Toward the end of your pregnancy, your doctor will examine your cervix for signs of dilation or widening. The cervix, a narrow neck-like passage of fibromuscular tissue, connects the main body of the uterus to the vagina or birth canal. For your baby to be born, the cervix must be fully dilated. When your baby is close to full term, hormones known as prostaglandins help start and regulate that process.
In the last weeks of your pregnancy, a visit to the doctor’s office may confirm that your cervix is already dilated by a few centimeters. While this indicates that it’s time to pack your hospital labor bag with a few essentials, it does not mean you need to head off to the hospital. Dilation is a gradual process. Although every birth experience is different, it can take hours, days or even weeks, to dilate a few centimeters.
If your cervix is dilated a few centimeters, that means you are in the latent or early phase of labor. It means that your cervix is thinning in preparation for birth but the baby’s head is not yet engaged in the pelvis. In this phase of labor, contractions may begin to occur every three to five minutes. They may continue consistently or stop and start.
When dilation is measured between four and seven centimeters, a woman is considered to be in active labor. This active phase usually lasts around five hours in first time mothers and two hours in mothers who have already given birth, but again every labor is different.
During pregnancy the cervix helps support the baby, but as contractions proceed that support lessens until finally the baby’s head can pass through the dilated cervix into the birth canal.
As the cervix becomes wider, it also becomes shorter. Other names for the process are ripening or effacement.
Dilation of between seven and 10 centimeters means a woman has entered the transition phase of labor. In this phase contractions are stronger, more frequent and reliably regular. For many women, this is the most difficult part of labor. The urge to push may be there but it’s too soon to act on it.
By the time women reach 10 centimeters of dilation, the baby is in position and ready to be born. This is the shortest phase of labor.
While you don’t exactly feel your cervix dilating, there is one noticeable sign your cervix is getting ready for labor. That sign is the loss of the mucus plug that seals off the cervix and is designed to prevent bacteria from entering the uterus and harming the baby.
As your cervix dilates, this viscous plug becomes loose and is eventually discharged, signalling that labor will probably start within a few days. For some the mucus plug will be tinged with pink, red or brown blood and that’s why it is also called a bloody show. This is perfectly normal. However, any indication of red blood is not normal. Spotting with bright red blood during any phase of pregnancy or early labor is always cause for concern and should be reported to your doctor since it could indicate a problem with the placenta.
Doctors measure the amount of time it takes the cervix to dilate when considering whether to induce labor, use forceps during the delivery, or deliver the baby by Cesarean section. When labor does not seem to be progressing according to schedule, doctors may apply a gel or vaginal insert of synthesized prostaglandin to the cervix to help the dilation process along.
In rare cases, the cervix dilates and thins too soon in a pregnancy, potentially leading to miscarriage or preterm labor.

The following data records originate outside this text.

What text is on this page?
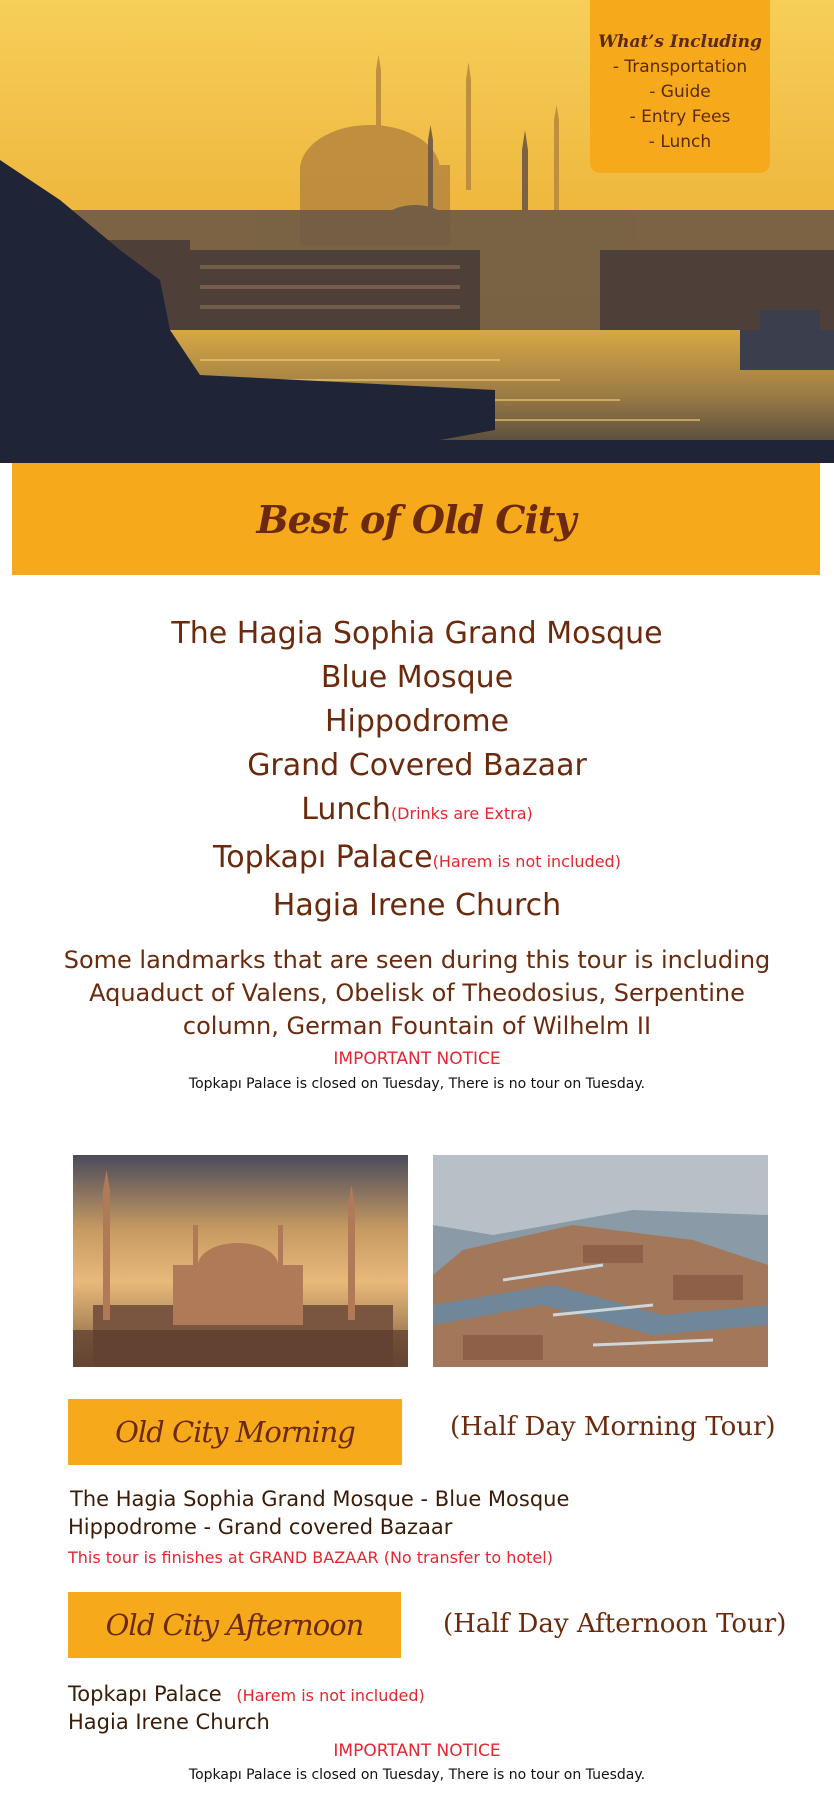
What’s Including
- Transportation
- Guide
- Entry Fees
- Lunch
Best of Old City
The Hagia Sophia Grand Mosque
Blue Mosque
Hippodrome
Grand Covered Bazaar
Lunch(Drinks are Extra)
Topkapı Palace(Harem is not included)
Hagia Irene Church
Some landmarks that are seen during this tour is including Aquaduct of Valens, Obelisk of Theodosius, Serpentine column, German Fountain of Wilhelm II
IMPORTANT NOTICE
Topkapı Palace is closed on Tuesday, There is no tour on Tuesday.
Old City Morning	(Half Day Morning Tour)
The Hagia Sophia Grand Mosque - Blue Mosque
Hippodrome - Grand covered Bazaar
This tour is finishes at GRAND BAZAAR (No transfer to hotel)
Old City Afternoon	(Half Day Afternoon Tour)
Topkapı Palace (Harem is not included)
Hagia Irene Church
IMPORTANT NOTICE
Topkapı Palace is closed on Tuesday, There is no tour on Tuesday.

This is known as cervical incompetence and it can be treated by a procedure that prevents the cervix from completely dilating. Cervical incompetence is rare but if you experience any of the following symptoms, always contact your doctor:
- Vaginal bleeding at any time in your pregnancy
- Mucous discharge before 36 weeks
- Pelvic pressure or cramping before 36 weeks
- Intense lower back pain
In the weeks following childbirth your cervix will naturally narrow and thicken again, although it may not become as narrow as it was before childbirth.